À ces groupes, que nous avons essayé de caractériser, est-il bien utile de joindre les esprits pratiques qui considèrent comme un gain positif pour leurs affaires et leurs plaisirs le temps dérobé à des préoccupations métaphysiques ou religieuses, et les indifférens, trop heureux de rencontrer une philosophie sans dogme qui les dispense du souci de penser et justifie leur paresse intellectuelle sous couleur d’une abstention raisonnée ? Marquons la place de ce dernier groupe, le plus nombreux pourtant, et passons.

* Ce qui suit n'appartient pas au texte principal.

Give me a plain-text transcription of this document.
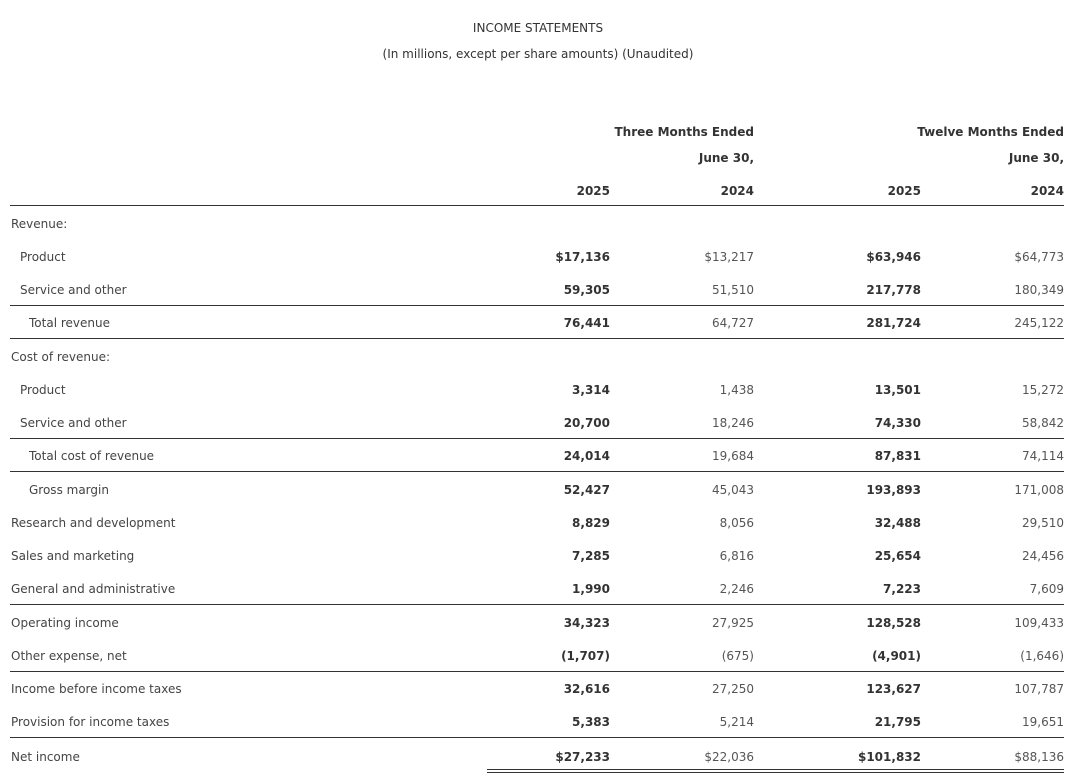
INCOME STATEMENTS
(In millions, except per share amounts) (Unaudited)
Three Months Ended	Twelve Months Ended
June 30,	June 30,
2025	2024	2025	2024
Revenue:
Product	$17,136	$13,217	$63,946	$64,773
Service and other	59,305	51,510	217,778	180,349
Total revenue	76,441	64,727	281,724	245,122
Cost of revenue:
Product	3,314	1,438	13,501	15,272
Service and other	20,700	18,246	74,330	58,842
Total cost of revenue	24,014	19,684	87,831	74,114
Gross margin	52,427	45,043	193,893	171,008
Research and development	8,829	8,056	32,488	29,510
Sales and marketing	7,285	6,816	25,654	24,456
General and administrative	1,990	2,246	7,223	7,609
Operating income	34,323	27,925	128,528	109,433
Other expense, net	(1,707)	(675)	(4,901)	(1,646)
Income before income taxes	32,616	27,250	123,627	107,787
Provision for income taxes	5,383	5,214	21,795	19,651
Net income	$27,233	$22,036	$101,832	$88,136
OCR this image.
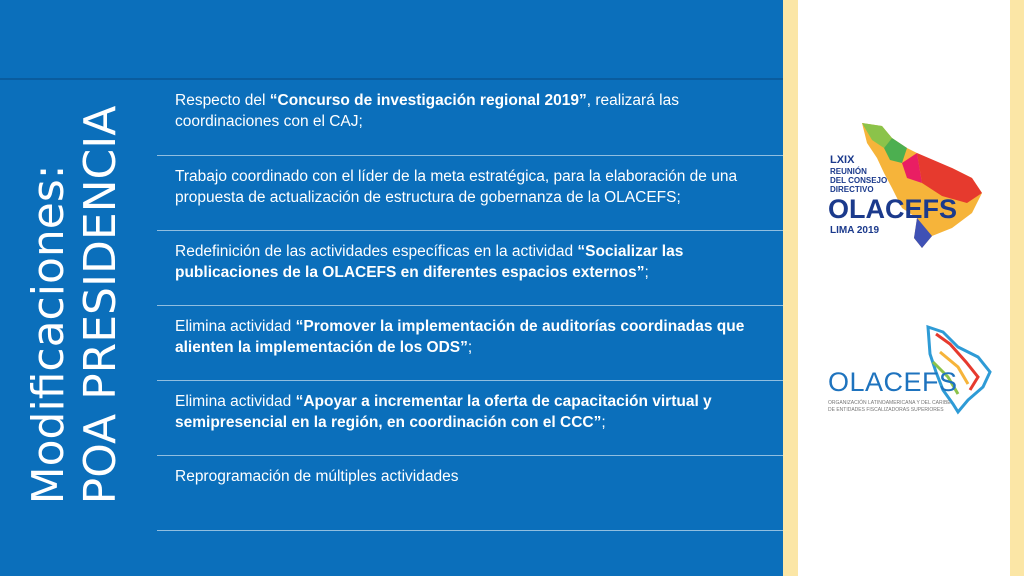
Modificaciones: POA PRESIDENCIA
Respecto del “Concurso de investigación regional 2019”, realizará las coordinaciones con el CAJ;
Trabajo coordinado con el líder de la meta estratégica, para la elaboración de una propuesta de actualización de estructura de gobernanza de la OLACEFS;
Redefinición de las actividades específicas en la actividad “Socializar las publicaciones de la OLACEFS en diferentes espacios externos”;
Elimina actividad “Promover la implementación de auditorías coordinadas que alienten la implementación de los ODS”;
Elimina actividad “Apoyar a incrementar la oferta de capacitación virtual y semipresencial en la región, en coordinación con el CCC”;
Reprogramación de múltiples actividades
LXIX
REUNIÓN
DEL CONSEJO
DIRECTIVO
OLACEFS
LIMA 2019
OLACEFS
ORGANIZACIÓN LATINOAMERICANA Y DEL CARIBE
DE ENTIDADES FISCALIZADORAS SUPERIORES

Ce sont là les différentes attitudes d’âme, les états d’esprit qui nous apparaissent le plus clairement dans cette crise suprême des dogmes. Il importe maintenant de rechercher comment s’est opéré ce travail de désagrégation des idées, par quelles phases s’est préparée cette ruine continue sous laquelle il semble que le vieux monde va s’effondrer.


II.

C’est par la métaphysique que la destruction a commencé. Tout est suspendu à elle, la morale, la destinée humaine, l’art lui-même, par des liens presque invisibles qui n’en sont pas moins très forts. Si elle est ébranlée, l’ébranlement se propage jusqu’à l’extrémité de la chaîne des idées. Si elle fléchit ou cède, tout le reste, de proche en proche, fléchit et cède, comme il arrive pour la clé de voûte d’un monument, laquelle entraîne dans sa chute toutes les parties de l’édifice qui convergeaient vers elle et qu’elle tenait attachées à un centre immobile.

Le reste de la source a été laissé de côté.